Brut. 96 : « Quintus Pompeius, en ce temps-là, ne fut pas un orateur dédaigné et c’est ainsi qu’étant un homme nouveau, sans aïeux dont la gloire pût être une recommandation, il s’éleva jusqu’aux plus grands honneurs. » 

81.

Cf. CIC., De or. II, 8. On peut y voir aussi la méfiance à l’égard de l’écriture, conçue comme un affaiblissement des capacités de mémoire. Sur les écrits perdus, cf. H. Bardon, La littérature latine inconnue, t. 1, Paris, Klincksieck, 1952-1956, p. 169-170 pour Antoine et p. 171-174 pour Crassus.

82.

CIC., Brut. 163 : « En effet, ils auraient laissé à tous un souvenir d’eux et à nous une leçon d’éloquence. » (trad. J. Martha modifiée, Paris, CUF, 1931).

83.

CIC., De or.
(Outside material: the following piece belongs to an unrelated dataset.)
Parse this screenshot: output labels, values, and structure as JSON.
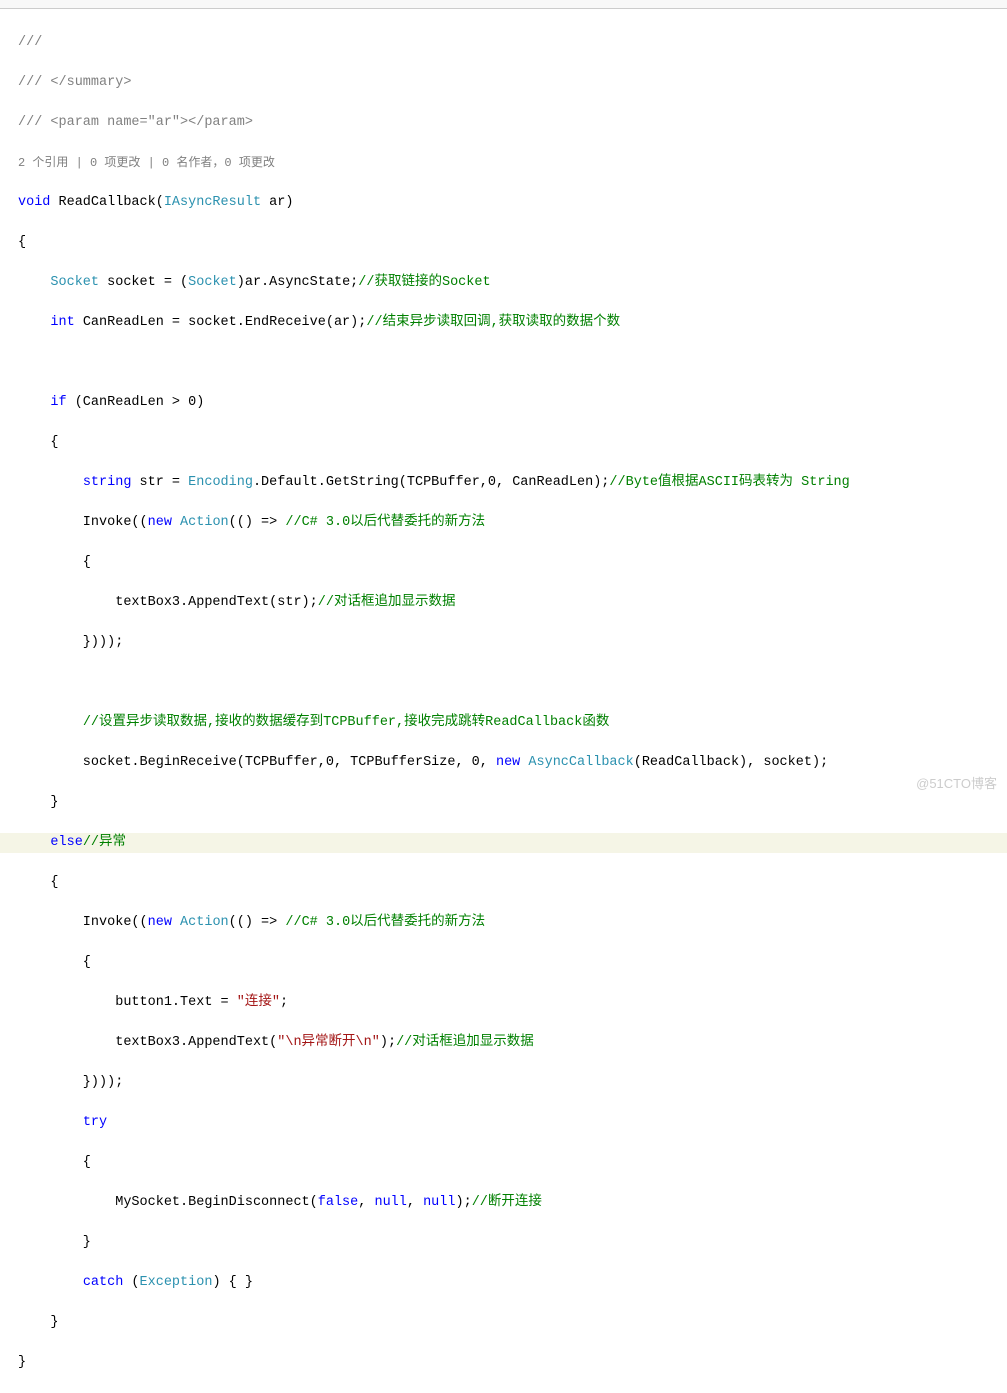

III, 14 : « achevons de transmettre à la postérité l’entretien de Crassus, presque le dernier où il prit part… »

84.

A. Gowing, « Memory and silence in Cicero’s Brutus », Eranos 98, 2000, 39-64, p. 45 : « Despite the potential inadequacy of writing to convey one’s oratorical talent, it still provides the sole means whereby the orator can be assured of transmitting the memory of his talent to future generations. Each generation is expected to add to the store of memory that the next generation of rhetoricians will need to master. But this goes beyond the bequeathing of clever turns of phrase. What we have here is nothing less than a formula for the transmission of knowledge from one generation to the next. »

85.

Sur l’évolution de l’éloquence romaine vue par Cicéron, cf. M. Rambaud, Cicéron et l’histoire…, p. 100-101, cité dans l’Annexe n° 11, p. 492. Cicéron est attaché à l’idée de progrès de l’éloquence, dont il est l’aboutissement, comme l’explique A. Novara, Les idées romaines sur le progrès d'après les écrivains de la République : essai sur le sens latin du progrès, Paris, Belles Lettres, 1983, p. 200-201.